Reduced metamagnetic transition fields in (Bi,Sm)FeO$_{3}$ single crystals

For realizing useful magnetoelectric devices at room temperature, BiFeO$_{3}$ possesses several merits such as coexistence of ferroelectric and antiferromagnetic orders and large ferroelectric polarization. To increase the magnetoelectric coupling, it'll be also desirable to have a linear magnetoelectric effect, as originally anticipated in a hypothetical G-type antiferromagnetic ordering (3m) that can be realized in a $R3\bar{c}$ space group.
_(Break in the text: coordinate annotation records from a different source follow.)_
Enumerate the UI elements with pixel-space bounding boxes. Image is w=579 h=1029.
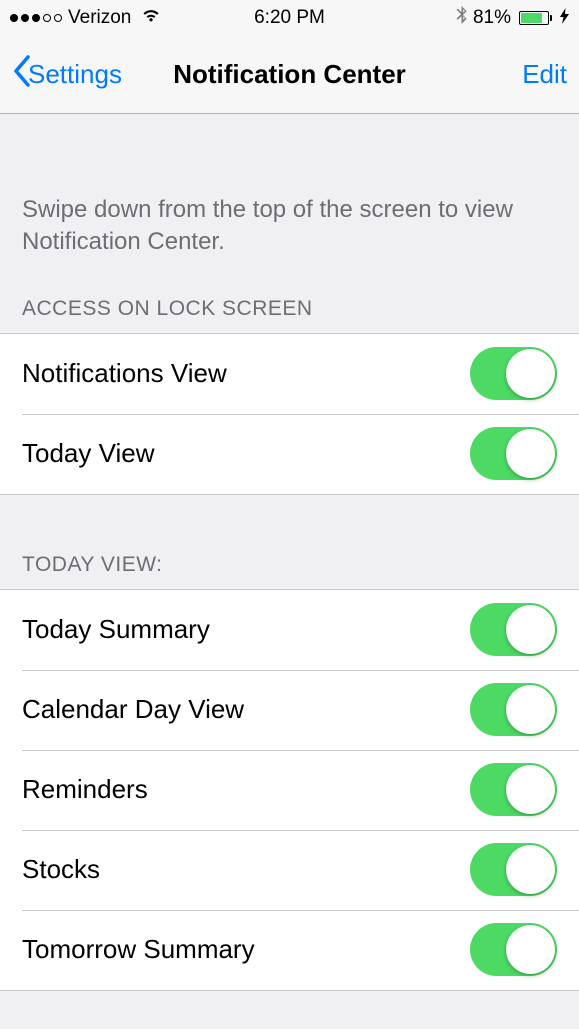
toggle-notifications-view[interactable] xyxy=(470,347,557,400)
battery-percentage: 81% xyxy=(473,7,511,29)
status-time: 6:20 PM xyxy=(254,7,325,29)
bluetooth-icon xyxy=(456,5,467,30)
wifi-icon xyxy=(141,7,161,29)
charging-icon xyxy=(560,8,569,27)
page-title: Notification Center xyxy=(173,59,406,90)
cell-label: Tomorrow Summary xyxy=(22,934,255,965)
toggle-reminders[interactable] xyxy=(470,763,557,816)
section-header-today: TODAY VIEW: xyxy=(0,495,579,589)
toggle-calendar-day-view[interactable] xyxy=(470,683,557,736)
nav-bar: Settings Notification Center Edit xyxy=(0,35,579,114)
cell-group-today: Today Summary Calendar Day View Reminder… xyxy=(0,589,579,991)
cell-notifications-view: Notifications View xyxy=(0,334,579,414)
edit-button[interactable]: Edit xyxy=(522,59,567,90)
toggle-today-view[interactable] xyxy=(470,427,557,480)
status-left: Verizon xyxy=(10,7,161,29)
cell-tomorrow-summary: Tomorrow Summary xyxy=(0,910,579,990)
status-bar: Verizon 6:20 PM 81% xyxy=(0,0,579,35)
section-description: Swipe down from the top of the screen to… xyxy=(0,114,579,287)
cell-calendar-day-view: Calendar Day View xyxy=(0,670,579,750)
battery-icon xyxy=(517,11,552,25)
back-label: Settings xyxy=(28,59,122,90)
cell-label: Today Summary xyxy=(22,614,210,645)
cell-label: Calendar Day View xyxy=(22,694,244,725)
cell-label: Reminders xyxy=(22,774,148,805)
cell-label: Stocks xyxy=(22,854,100,885)
carrier-label: Verizon xyxy=(68,7,131,29)
cell-label: Today View xyxy=(22,438,155,469)
section-header-lock: ACCESS ON LOCK SCREEN xyxy=(0,287,579,333)
back-button[interactable]: Settings xyxy=(12,54,122,94)
toggle-tomorrow-summary[interactable] xyxy=(470,923,557,976)
toggle-today-summary[interactable] xyxy=(470,603,557,656)
signal-strength-icon xyxy=(10,14,62,22)
cell-reminders: Reminders xyxy=(0,750,579,830)
cell-label: Notifications View xyxy=(22,358,227,389)
cell-group-lock: Notifications View Today View xyxy=(0,333,579,495)
cell-stocks: Stocks xyxy=(0,830,579,910)
cell-today-view: Today View xyxy=(0,414,579,494)
toggle-stocks[interactable] xyxy=(470,843,557,896)
status-right: 81% xyxy=(456,5,569,30)
cell-today-summary: Today Summary xyxy=(0,590,579,670)
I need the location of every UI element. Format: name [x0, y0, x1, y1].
Although the stabilization of a spiral spin ordering below 630 K, in reality, does not allow the linear magnetoelectric effect, it is known that the spiral spin structure can be broken under high magnetic fields to result in the linear magnetoelectric effect as well as weak ferromagnetism above 18 T. In this presentation, we report successful growth of high quality (Bi,Sm)FeO$_{3}$ single crystals by the flux method, and provide an electric/magnetic phase diagram up to high magnetic fields of 33 T. We find that the critical field for the weak ferromagnetic transition is reduced down to 6 T at room temperature, and anomalous magnetodielectric and magnetoelectric phenomena exist near the critical magnetic fields.